“Could she?” Catkin asked.
“Oh, yes. In the next seven sun cycles, she gave him five children.” Stone Ghost’s wrinkles rearranged into somber lines as he watched a single tendril of fire curl up around the willow stick. “Then the Tower Builders raided from the north. Horned Ram was away. Upon his return he found his wife and children butchered and rotting in his doorway. For the next five sun cycles he and a small band of warriors raided the Tower Builders. It is said that they lived off the land, always moving, raiding small farmsteads and settlements. They appeared out of nowhere when the men were away and left no one alive. The Tower Builders chased them, but Horned Ram’s Spirit Power was so great the Tower Builders never caught him. The story is told that one day the Blue God appeared and told him that was enough. That he should go home. And he did. He went back to the Red Rim country and lived in the canyons there.”
“I’ve heard that his souls are loose,” Browser said.
Stone Ghost pulled another stick from the old mat and used it to contemplatively poke at the coals. “The Tower Builders blamed him for terrible atrocities. According to one story, he hung a pregnant woman from a tree and slit open her belly so that her womb dropped onto an ant pile. They say he ate corn cakes while she screamed and the ants swarmed her living fetus.”
Browser closed his eyes for a long moment, and Stone Ghost glanced at Catkin. She stared at the fire, but her jaw had gone hard, as though she found this
display of emotion unpleasant. Stone Ghost wondered at that. Catkin loved Browser, but she clearly could not stand to see him appear vulnerable, at least not in front of others.
The little girl lifted her head, and Stone Ghost watched her from the corner of his eye. She peered at Browser like Cougar spying Rabbit, as though she could smell weakness, and the scent drew her like a dying animal to water.
Browser said, “No wonder Horned Ram is so feared by his enemies.”
Stone Ghost nodded. “Yes.

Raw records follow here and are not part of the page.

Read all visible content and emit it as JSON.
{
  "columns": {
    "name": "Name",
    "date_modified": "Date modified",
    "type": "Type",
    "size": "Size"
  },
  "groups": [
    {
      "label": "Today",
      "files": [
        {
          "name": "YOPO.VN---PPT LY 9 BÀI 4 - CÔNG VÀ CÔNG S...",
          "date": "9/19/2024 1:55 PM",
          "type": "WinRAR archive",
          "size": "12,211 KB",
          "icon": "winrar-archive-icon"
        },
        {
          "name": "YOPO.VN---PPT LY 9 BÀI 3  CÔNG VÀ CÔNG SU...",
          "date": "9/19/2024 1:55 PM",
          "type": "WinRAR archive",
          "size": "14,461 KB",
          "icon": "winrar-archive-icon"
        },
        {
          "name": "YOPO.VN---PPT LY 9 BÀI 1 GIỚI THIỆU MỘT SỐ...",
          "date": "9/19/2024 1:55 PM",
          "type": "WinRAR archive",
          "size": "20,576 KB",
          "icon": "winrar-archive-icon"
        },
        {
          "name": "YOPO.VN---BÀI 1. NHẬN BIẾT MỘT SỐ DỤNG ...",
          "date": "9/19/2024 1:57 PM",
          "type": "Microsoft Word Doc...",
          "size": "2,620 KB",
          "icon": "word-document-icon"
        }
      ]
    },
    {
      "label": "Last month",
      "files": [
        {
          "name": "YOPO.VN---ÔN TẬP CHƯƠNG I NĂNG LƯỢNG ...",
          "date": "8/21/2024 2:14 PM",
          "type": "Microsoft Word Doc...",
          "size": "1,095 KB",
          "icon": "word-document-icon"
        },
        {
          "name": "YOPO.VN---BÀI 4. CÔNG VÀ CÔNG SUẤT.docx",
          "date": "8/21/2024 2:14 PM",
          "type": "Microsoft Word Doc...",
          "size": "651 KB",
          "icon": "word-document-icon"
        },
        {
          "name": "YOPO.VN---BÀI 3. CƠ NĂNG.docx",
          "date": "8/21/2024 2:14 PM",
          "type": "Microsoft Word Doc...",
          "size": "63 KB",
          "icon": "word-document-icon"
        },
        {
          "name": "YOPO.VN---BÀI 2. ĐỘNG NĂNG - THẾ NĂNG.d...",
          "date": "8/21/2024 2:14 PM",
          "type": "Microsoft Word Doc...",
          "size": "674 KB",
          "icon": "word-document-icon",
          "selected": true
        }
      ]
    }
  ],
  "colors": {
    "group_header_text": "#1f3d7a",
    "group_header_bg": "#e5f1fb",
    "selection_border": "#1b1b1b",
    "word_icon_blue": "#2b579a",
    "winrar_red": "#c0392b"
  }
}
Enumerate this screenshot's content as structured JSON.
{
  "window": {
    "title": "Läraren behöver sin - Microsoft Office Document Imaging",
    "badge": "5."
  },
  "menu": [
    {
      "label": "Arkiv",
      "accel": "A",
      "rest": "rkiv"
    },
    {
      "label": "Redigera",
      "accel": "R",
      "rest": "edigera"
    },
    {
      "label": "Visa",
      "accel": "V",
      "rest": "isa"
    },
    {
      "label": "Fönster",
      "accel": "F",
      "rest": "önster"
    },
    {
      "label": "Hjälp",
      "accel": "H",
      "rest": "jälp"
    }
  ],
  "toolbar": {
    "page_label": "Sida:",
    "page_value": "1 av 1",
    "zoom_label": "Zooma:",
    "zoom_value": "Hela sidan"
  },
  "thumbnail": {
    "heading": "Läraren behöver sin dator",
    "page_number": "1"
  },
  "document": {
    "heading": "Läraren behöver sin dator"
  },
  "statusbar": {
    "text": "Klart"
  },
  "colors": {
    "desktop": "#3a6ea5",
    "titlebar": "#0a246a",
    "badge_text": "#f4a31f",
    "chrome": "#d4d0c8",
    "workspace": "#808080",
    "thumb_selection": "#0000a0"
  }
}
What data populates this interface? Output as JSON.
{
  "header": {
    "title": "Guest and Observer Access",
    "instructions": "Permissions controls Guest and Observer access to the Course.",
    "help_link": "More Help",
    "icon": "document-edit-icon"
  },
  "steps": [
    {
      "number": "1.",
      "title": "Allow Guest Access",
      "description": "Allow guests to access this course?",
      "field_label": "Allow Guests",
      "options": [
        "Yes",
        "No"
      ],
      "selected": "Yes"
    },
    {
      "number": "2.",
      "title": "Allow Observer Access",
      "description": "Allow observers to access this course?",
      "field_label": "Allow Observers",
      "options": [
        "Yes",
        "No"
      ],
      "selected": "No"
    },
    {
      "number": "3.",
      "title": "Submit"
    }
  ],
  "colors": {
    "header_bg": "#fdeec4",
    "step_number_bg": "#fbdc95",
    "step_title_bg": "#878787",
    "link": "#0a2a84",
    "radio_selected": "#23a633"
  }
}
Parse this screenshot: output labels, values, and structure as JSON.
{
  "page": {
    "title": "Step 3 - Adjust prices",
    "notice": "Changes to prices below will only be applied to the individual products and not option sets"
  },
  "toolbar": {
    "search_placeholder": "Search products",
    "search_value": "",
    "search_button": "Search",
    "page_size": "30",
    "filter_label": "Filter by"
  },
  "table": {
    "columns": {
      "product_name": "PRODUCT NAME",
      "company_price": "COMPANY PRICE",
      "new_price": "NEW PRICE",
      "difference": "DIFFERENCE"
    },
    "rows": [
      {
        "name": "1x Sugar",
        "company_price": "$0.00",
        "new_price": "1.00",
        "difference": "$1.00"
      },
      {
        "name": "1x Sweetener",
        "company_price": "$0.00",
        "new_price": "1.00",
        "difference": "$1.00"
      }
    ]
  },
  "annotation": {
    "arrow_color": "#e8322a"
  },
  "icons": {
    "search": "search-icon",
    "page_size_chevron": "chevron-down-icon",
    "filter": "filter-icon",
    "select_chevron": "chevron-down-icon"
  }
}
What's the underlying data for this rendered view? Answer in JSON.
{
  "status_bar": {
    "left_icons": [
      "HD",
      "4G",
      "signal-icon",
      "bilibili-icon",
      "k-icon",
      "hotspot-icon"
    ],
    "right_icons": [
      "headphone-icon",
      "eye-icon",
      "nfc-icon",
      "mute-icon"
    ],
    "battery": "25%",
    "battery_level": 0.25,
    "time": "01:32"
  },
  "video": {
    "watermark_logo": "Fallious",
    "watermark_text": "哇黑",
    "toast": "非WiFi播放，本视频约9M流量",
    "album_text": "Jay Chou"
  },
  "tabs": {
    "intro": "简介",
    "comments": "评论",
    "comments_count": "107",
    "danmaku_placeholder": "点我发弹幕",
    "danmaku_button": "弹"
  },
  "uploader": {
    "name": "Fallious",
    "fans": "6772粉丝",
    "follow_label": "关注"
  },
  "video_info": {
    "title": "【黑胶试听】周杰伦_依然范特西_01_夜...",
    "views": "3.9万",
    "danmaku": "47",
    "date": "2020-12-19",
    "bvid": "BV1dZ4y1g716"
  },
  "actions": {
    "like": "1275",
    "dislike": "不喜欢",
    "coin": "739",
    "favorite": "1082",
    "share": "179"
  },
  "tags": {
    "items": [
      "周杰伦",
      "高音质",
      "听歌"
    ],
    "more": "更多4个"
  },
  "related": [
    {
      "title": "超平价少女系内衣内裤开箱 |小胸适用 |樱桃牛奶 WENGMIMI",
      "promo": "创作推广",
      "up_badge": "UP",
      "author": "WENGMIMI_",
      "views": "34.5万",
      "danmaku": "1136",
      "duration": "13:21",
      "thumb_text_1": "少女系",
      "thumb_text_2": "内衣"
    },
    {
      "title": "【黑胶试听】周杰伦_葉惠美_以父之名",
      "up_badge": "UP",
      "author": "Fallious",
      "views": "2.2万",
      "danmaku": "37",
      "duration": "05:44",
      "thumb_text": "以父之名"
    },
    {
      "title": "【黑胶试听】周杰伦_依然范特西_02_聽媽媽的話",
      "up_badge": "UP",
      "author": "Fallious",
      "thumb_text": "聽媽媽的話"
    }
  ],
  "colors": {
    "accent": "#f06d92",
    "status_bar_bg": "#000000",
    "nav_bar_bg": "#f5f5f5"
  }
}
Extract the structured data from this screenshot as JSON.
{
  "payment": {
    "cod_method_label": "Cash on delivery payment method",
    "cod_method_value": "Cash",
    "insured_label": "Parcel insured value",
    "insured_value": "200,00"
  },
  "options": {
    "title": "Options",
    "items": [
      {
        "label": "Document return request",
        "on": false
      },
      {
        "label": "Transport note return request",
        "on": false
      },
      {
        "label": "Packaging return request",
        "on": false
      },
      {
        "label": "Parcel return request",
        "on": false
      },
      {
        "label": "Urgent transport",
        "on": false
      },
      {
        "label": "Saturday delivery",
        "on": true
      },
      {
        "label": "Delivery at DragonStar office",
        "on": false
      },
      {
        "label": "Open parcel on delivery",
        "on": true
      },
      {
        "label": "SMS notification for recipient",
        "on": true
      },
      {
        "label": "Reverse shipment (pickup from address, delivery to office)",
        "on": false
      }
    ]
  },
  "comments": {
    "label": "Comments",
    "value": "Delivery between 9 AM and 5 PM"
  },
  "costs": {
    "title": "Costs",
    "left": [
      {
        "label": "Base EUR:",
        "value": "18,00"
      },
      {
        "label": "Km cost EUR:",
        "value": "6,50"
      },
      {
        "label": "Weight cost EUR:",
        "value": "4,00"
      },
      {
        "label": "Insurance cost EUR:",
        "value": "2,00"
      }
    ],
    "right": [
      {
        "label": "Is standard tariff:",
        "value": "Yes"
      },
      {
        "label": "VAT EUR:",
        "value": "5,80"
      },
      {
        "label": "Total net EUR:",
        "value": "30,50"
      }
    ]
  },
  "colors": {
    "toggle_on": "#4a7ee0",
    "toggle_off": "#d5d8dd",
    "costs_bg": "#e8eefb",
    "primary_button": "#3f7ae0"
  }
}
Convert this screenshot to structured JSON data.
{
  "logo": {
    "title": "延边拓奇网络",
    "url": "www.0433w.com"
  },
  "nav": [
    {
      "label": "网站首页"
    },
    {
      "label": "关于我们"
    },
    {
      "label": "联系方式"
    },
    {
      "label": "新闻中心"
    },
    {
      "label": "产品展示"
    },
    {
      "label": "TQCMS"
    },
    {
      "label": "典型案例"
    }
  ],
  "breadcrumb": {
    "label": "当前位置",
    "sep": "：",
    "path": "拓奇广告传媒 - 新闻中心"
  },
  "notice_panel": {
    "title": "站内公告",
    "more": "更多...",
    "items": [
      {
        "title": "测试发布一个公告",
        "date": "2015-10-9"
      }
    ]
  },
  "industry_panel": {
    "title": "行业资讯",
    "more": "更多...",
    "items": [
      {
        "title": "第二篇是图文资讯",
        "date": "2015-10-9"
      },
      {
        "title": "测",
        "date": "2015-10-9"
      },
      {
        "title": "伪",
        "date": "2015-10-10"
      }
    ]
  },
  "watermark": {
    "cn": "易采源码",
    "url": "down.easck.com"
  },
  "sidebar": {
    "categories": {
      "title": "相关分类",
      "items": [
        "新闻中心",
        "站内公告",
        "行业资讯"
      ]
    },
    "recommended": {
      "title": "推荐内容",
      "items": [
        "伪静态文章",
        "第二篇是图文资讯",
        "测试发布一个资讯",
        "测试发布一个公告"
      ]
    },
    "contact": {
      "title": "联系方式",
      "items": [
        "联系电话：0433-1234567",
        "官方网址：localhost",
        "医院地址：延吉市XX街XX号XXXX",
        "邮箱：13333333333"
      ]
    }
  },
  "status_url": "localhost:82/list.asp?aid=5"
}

When he returned from raiding, he immediately started moving towns up onto the mesa tops, then he built line-of-sight signaling towers. His people use polished slate mirrors to send messages back and forth. It is almost impossible to attack them. Most of those who have tried are dead.”
“His warriors are said to be very loyal.” Browser absently looked at the line of black spirals that decorated the white wall.
“Of course,” Stone Ghost replied. “Horned Ram brought them victory.”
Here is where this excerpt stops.